The moment I knew Covid-19 was real: In Idaho, we had no potatoes

A friend from Italy pleaded with God into Instagram, but that was somewhere else.

It was March, and there were still zero reported cases in Idaho. We’d been planning this trip for months: my wife and in-laws and I would meet my parents in McCall, population around 3,000, where I spent summers at my grandparents’ house. A ski trip seemed so innocent, so secluded, the perfect antidote to the outset of a pandemic. We wanted to maintain normalcy and the trip had occupied our minds for weeks. A friend from Italy pleaded with God into Instagram, but that was somewhere else. 

At the ski hill, blizzard conditions sent us in for an early lunch. There wasn’t an empty seat in the lodge. A folk band played in the corner. We finally grabbed some seats near the wall. We ordered sandwiches, and could see into the kitchen from our table. The line cook grabbed fistfuls of homemade potato chips with his bare hand from a stainless steel hotel pan and plated them. I laughed, because the cook is a friend. 

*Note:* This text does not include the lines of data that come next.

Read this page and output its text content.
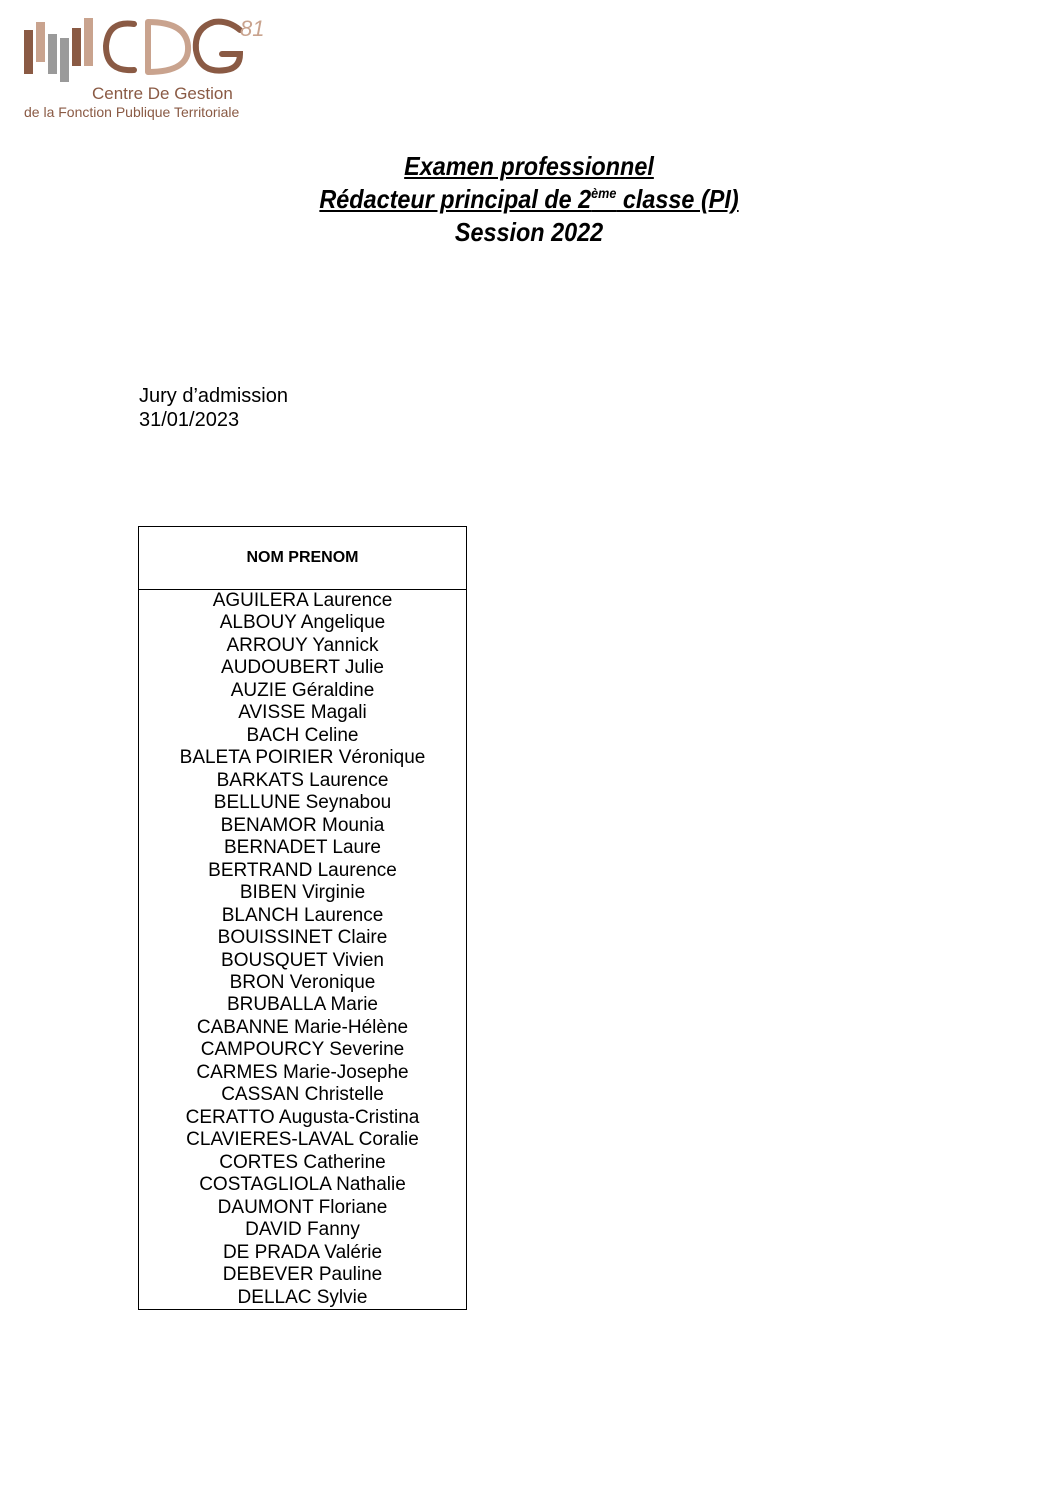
81
Centre De Gestion
de la Fonction Publique Territoriale
Examen professionnel
Rédacteur principal de 2ème classe (PI)
Session 2022
Jury d’admission
31/01/2023
NOM PRENOM
AGUILERA Laurence
ALBOUY Angelique
ARROUY Yannick
AUDOUBERT Julie
AUZIE Géraldine
AVISSE Magali
BACH Celine
BALETA POIRIER Véronique
BARKATS Laurence
BELLUNE Seynabou
BENAMOR Mounia
BERNADET Laure
BERTRAND Laurence
BIBEN Virginie
BLANCH Laurence
BOUISSINET Claire
BOUSQUET Vivien
BRON Veronique
BRUBALLA Marie
CABANNE Marie-Hélène
CAMPOURCY Severine
CARMES Marie-Josephe
CASSAN Christelle
CERATTO Augusta-Cristina
CLAVIERES-LAVAL Coralie
CORTES Catherine
COSTAGLIOLA Nathalie
DAUMONT Floriane
DAVID Fanny
DE PRADA Valérie
DEBEVER Pauline
DELLAC Sylvie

“Exponential” means little on paper. Driving back to my grandparent’s house that afternoon, suddenly a dozen sickos dotted the cable news map of Idaho, like pock marks. Panic settled into the valley like a fog. About 27 percent of the state practices Mormonism, and a doomsday mentality pervades even the youth—larders full of canned goods and dried beans, enough for a month, are not only commonplace, but required. The pagans now followed suit, making runs on the two grocery stores in town.

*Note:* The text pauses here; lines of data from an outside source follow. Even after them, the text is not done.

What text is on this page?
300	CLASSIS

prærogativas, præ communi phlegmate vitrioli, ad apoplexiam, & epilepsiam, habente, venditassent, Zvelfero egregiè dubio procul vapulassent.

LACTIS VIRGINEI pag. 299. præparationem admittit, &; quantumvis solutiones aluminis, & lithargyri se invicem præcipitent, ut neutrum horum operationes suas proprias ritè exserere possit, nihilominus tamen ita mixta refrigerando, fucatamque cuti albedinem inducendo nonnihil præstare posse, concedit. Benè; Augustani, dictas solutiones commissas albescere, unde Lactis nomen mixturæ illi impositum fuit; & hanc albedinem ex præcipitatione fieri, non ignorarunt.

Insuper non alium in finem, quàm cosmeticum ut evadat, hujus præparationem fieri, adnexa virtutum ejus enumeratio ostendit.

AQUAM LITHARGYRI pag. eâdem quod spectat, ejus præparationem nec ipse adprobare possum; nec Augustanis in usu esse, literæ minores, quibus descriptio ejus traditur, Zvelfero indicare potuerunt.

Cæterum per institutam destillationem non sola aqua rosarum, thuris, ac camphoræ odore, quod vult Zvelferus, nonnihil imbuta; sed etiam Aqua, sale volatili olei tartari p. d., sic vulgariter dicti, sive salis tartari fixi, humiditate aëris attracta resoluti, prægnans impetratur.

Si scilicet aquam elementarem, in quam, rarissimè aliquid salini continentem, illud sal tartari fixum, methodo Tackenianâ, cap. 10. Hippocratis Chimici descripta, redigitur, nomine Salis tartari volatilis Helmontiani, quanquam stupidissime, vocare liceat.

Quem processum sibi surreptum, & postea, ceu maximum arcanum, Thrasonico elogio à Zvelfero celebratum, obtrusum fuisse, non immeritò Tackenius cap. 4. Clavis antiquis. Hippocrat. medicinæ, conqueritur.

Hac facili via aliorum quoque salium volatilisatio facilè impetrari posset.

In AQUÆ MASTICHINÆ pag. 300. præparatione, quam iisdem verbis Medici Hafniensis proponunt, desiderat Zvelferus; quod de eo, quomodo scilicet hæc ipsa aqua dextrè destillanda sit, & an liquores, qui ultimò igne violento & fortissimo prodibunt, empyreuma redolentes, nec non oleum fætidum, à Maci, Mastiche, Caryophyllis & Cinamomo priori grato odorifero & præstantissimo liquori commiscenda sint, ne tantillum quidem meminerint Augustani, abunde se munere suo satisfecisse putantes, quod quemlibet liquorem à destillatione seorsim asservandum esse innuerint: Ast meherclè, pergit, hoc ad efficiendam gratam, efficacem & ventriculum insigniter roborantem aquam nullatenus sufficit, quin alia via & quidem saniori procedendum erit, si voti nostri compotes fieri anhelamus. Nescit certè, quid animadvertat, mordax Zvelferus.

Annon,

A foolish thing, to assume your subsistence will continue—never considering the hundreds or thousands of other people moving those spuds around.

Empty produce bins confronted us at the market. The potatoes were gone. There were no potatoes. In Idaho, we had no potatoes. I always joked, “We actually grow more turnips. The potatoes are renowned for their quality.” But it never crossed my mind we’d not have potatoes. My Grandpa, at one point, was quite literally a potato inspector. A foolish thing, to assume your subsistence will continue—never considering the hundreds or thousands of other people moving those spuds around. 

The next day, my friend from the lodge reached out. The resort had closed, the entire staff axed from their jobs, including Peruvian exchange workers now trapped in Idaho with no work. More panic. We needed to get back to our dog, our garden, what little of our lives remained operating in New York City. The roads deserted, the planes empty. 

We landed at JFK, after eight hours at SeaTac—deserted, emptied, closed down. As we left the discomfort of hermetic security, smelling of bleach cleaner and ethyl alcohol, the reality again confronted us: massive ads for teleconference app Zoom appliquéd the walls. Social life moved online, fully, and the marketeers didn’t miss a beat.

Dale Eisinger is a writer from Idaho, based in New York.